Meine Erklärung für das hier war immer noch die Tv-show. Oder ein Traum.Ja, ein ziemlich langer, luzider Traum, und ich würde jeden Moment aufwachen und mir den Arsch darüber ablachen, zurück zu meinen Freunden gehen und den nächstbesten Scheiß machen. Doch leider musste mein Leben mich enttäuschen, denn die Front des Gebäudes begann sich zu öffnen und offenbare wahrhaftig einen Drachen.

Einen echten, bestimmt zwanzig Meter großen, grün schimmernden Drachen,mit tiefschwarzen Augen, die dennoch freundlich in die Menge schauten. Die Schüler jubelten und applaudierten, dann setzten sie ihre Gespräche fort und betrachteten ihn dabei ausgiebig. Der Drache, begleitet von einem Mann Mitte vierzig, lief ein paar Schritte ins Freie und ließen mich einen kurzen Blick auf seine Krallen erhaschen – die wollte ich lieber nicht auf meiner Haut spüren. Als er vollständig auf dem Platz stand tat er etwas, das ich nach wenigen Sekunden als Strecken identifizieren konnte – ja,e streckte sich. Fast wie eine Katze, erst nach Vorne, dann nach Hinten und schließlich breitete er seine Flügel aus.

Ich kam aus dem Staunen nicht mehr raus, weshalb ich auch nicht bemerkt hatte, dass Samuel plötzlich neben mir stand. Erst seine Stimme ließ mich kurz zusammenzucken und seine Anwesenheit bemerken.„Französischer Walddrache, Jungtier, dreihundertundzwölf Jahre alt. Zweiundzwanzig Meter groß, achtzehn Meter Flügelspannweite.Fünf Meter langer Schweif mit hochgiftigen Stacheln am Ende, die er allerdings nur zeigt, wenn er in Gefahr schwebt.", murmelte Samuel,allerdings laut genug, sodass wir vier es hören konnte.
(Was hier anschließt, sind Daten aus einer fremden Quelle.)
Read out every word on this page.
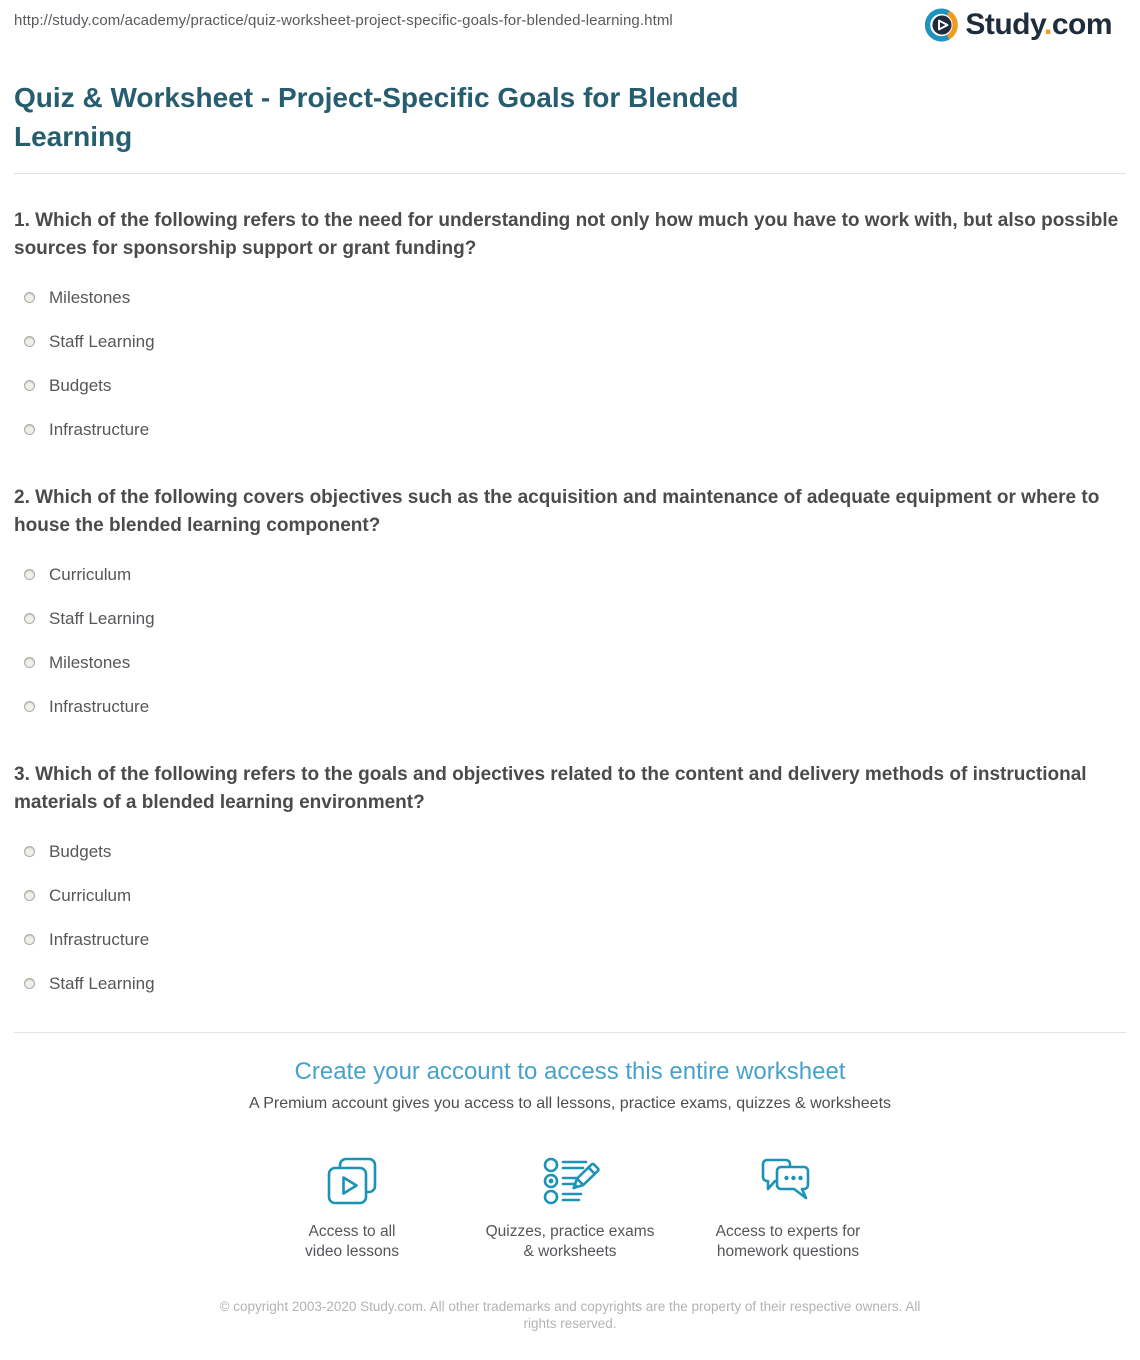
http://study.com/academy/practice/quiz-worksheet-project-specific-goals-for-blended-learning.html	Study.com
Quiz & Worksheet - Project-Specific Goals for Blended Learning

1. Which of the following refers to the need for understanding not only how much you have to work with, but also possible sources for sponsorship support or grant funding?

Milestones
Staff Learning
Budgets
Infrastructure

2. Which of the following covers objectives such as the acquisition and maintenance of adequate equipment or where to house the blended learning component?

Curriculum
Staff Learning
Milestones
Infrastructure

3. Which of the following refers to the goals and objectives related to the content and delivery methods of instructional materials of a blended learning environment?

Budgets
Curriculum
Infrastructure
Staff Learning
Create your account to access this entire worksheet
A Premium account gives you access to all lessons, practice exams, quizzes & worksheets
Access to all
video lessons
Quizzes, practice exams
& worksheets
Access to experts for
homework questions
© copyright 2003-2020 Study.com. All other trademarks and copyrights are the property of their respective owners. All rights reserved.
„Das-", staunte ich und deutete nochmals auf den Drachen, „Soll klein sein? Was ist denn dann bitte groß?!" „Nun, unser größt eDrache ist siebenunddreißig Meter groß mit vierzig Metern Flügelspannweite. Das weltweit größte, lebende Exemplar ist knapp fünfzig Meter groß mit einer Spannweite von sechsundfünfzig Metern und lebt in Russland.", erklärte Direktor Sacallius. „Das ist ein Scherz. Das alles hier ist doch nur ein schlechter Scherz. Ich laufe einfach gemütlich wieder nach oben und werde dann von euch aufgeklärt, dass das nur eine Fernsehsendung war, nicht wahr?",sagte ich beinahe schon verzweifelt, obwohl ich wusste, dass es real war. Ich spürte kurz darauf einen Kniff in meinen Oberarm, der von Samuel kam. „Siehst du? Du bist wach. Und Kameras sind hier auch keine." Ich lachte kurz, dann schaute ich wieder zu dem Drachen,dessen Blick sanft durch die Menge schweifte. Dann sah er mich an,und ich hatte beinahe das Gefühl, als starrte er mich an.Eindringlich, fordernd, aber das bildete ich mir wohl ein, bis ich eine Stimme hörte, ein leises Zischen: „Du lebst."

Irritiert sah ich mich um, doch keiner der um mich stehenden hatte mit mir geredet.

„Bin ich froh."

„Ha– habt ihr das auch gehört?", fragte ich vorsichtig. „Was gehört?", fragte Marie. „Ich – ist nicht so wichtig."

Ich hörte für den Bruchteil einer Sekunde einen Schrei, einen schrillen Schrei, den ich nicht identifizieren konnte, und welcher mich zusammenzucken ließ. Kurz darauf ertönte er wieder, es war wie ein Film bei schlechter Internetverbindung, der nur alle paar Sekunden ganz kurz weiter lief.

„Ist alles in Ordnung?", hörte ich Jason fragen. Ich presste die Lippen zusammen und nickte.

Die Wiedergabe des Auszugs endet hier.